The Assembly Bill 1887, signed into law in September 2016, went into effect and states that "California must take action to avoid supporting or financing discrimination against lesbian, gay, bisexual, and transgender people."
Currently, this prohibition clearly targets North Carolina, Mississippi, Tennessee and Kansas, which have discriminatory laws against our community.
This ban strengthens the boycott already waged by many companies and artists against North Carolina and its HB2 law which prevents transgender people from using the bathrooms corresponding to their gender. The boycott would have already caused the loss of almost $400 million. A first attempt to repeal it failed in last December.
As for Mississippi, last April it approved a bill allowing businesses, individuals and religious organizations to refuse to serve LBGTQ people.

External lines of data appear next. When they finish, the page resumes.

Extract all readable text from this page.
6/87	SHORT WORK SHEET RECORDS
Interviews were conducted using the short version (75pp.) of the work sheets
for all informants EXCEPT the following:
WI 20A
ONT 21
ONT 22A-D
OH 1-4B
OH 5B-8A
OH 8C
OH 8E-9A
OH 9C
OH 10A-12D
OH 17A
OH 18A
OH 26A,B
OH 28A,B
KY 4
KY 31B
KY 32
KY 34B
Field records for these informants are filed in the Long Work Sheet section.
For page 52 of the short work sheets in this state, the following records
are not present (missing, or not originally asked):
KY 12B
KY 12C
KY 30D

In the same month, Tennessee allowed licensed counselors not to care for LGBTQ people with mental health issues.
Finally, Kansas passed a law that allows student groups to discriminate LGBTQ people in public colleges and universities as a result of their religious beliefs.
With AB 1887, California sends a clear message to other American states.

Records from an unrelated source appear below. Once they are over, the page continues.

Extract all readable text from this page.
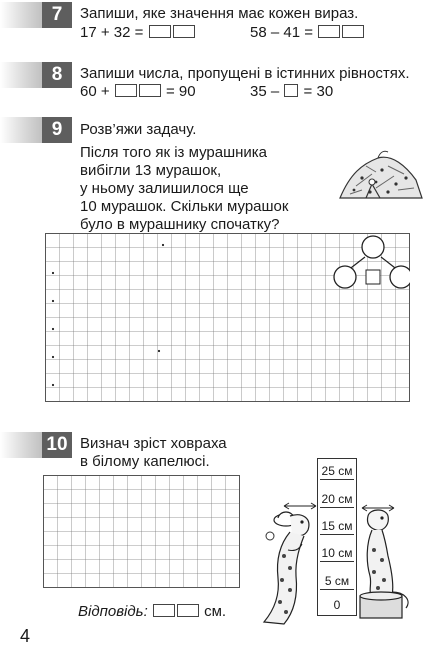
7	Запиши, яке значення має кожен вираз.
17 + 32 =	58 – 41 =
8	Запиши числа, пропущені в істинних рівностях.
60 +	= 90	35 – = 30
9	Розв’яжи задачу.
Після того як із мурашника
вибігли 13 мурашок,
у ньому залишилося ще
10 мурашок. Скільки мурашок
було в мурашнику спочатку?
10 Визнач зріст ховраха
в білому капелюсі.
Відповідь:	см.
25 см
20 см
15 см
10 см
5 см
0
4
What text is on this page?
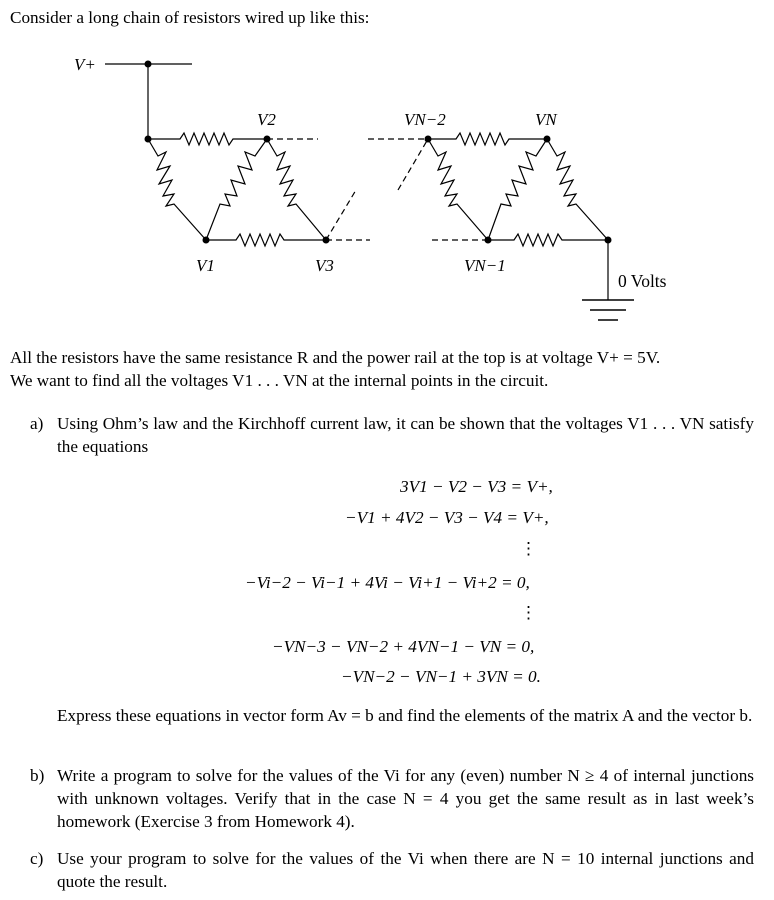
Consider a long chain of resistors wired up like this:

V+
V2
V1	V3
VN−2	VN
VN−1
0 Volts
All the resistors have the same resistance R and the power rail at the top is at voltage V+ = 5V.
We want to find all the voltages V1 . . . VN at the internal points in the circuit.
a) Using Ohm’s law and the Kirchhoff current law, it can be shown that the voltages V1 . . . VN satisfy the equations
3V1 − V2 − V3 = V+,
−V1 + 4V2 − V3 − V4 = V+,
⋮
−Vi−2 − Vi−1 + 4Vi − Vi+1 − Vi+2 = 0,
⋮
−VN−3 − VN−2 + 4VN−1 − VN = 0,
−VN−2 − VN−1 + 3VN = 0.
Express these equations in vector form Av = b and find the elements of the matrix A and the vector b.
b) Write a program to solve for the values of the Vi for any (even) number N ≥ 4 of internal junctions with unknown voltages. Verify that in the case N = 4 you get the same result as in last week’s homework (Exercise 3 from Homework 4).
c) Use your program to solve for the values of the Vi when there are N = 10 internal junctions and quote the result.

"California has said clearly, our taxpayer dollars will not help fund bigotry and hatred," openly gay Assemblyman Evan Low, the co-author of AB 1887, explained in a press release. "If other states try and pass similar laws, we will work to stop them. Our zero-tolerance policy says there is no room for discrimination of any kind in California, and AB 1887 ensures that discrimination will not be tolerated beyond our borders."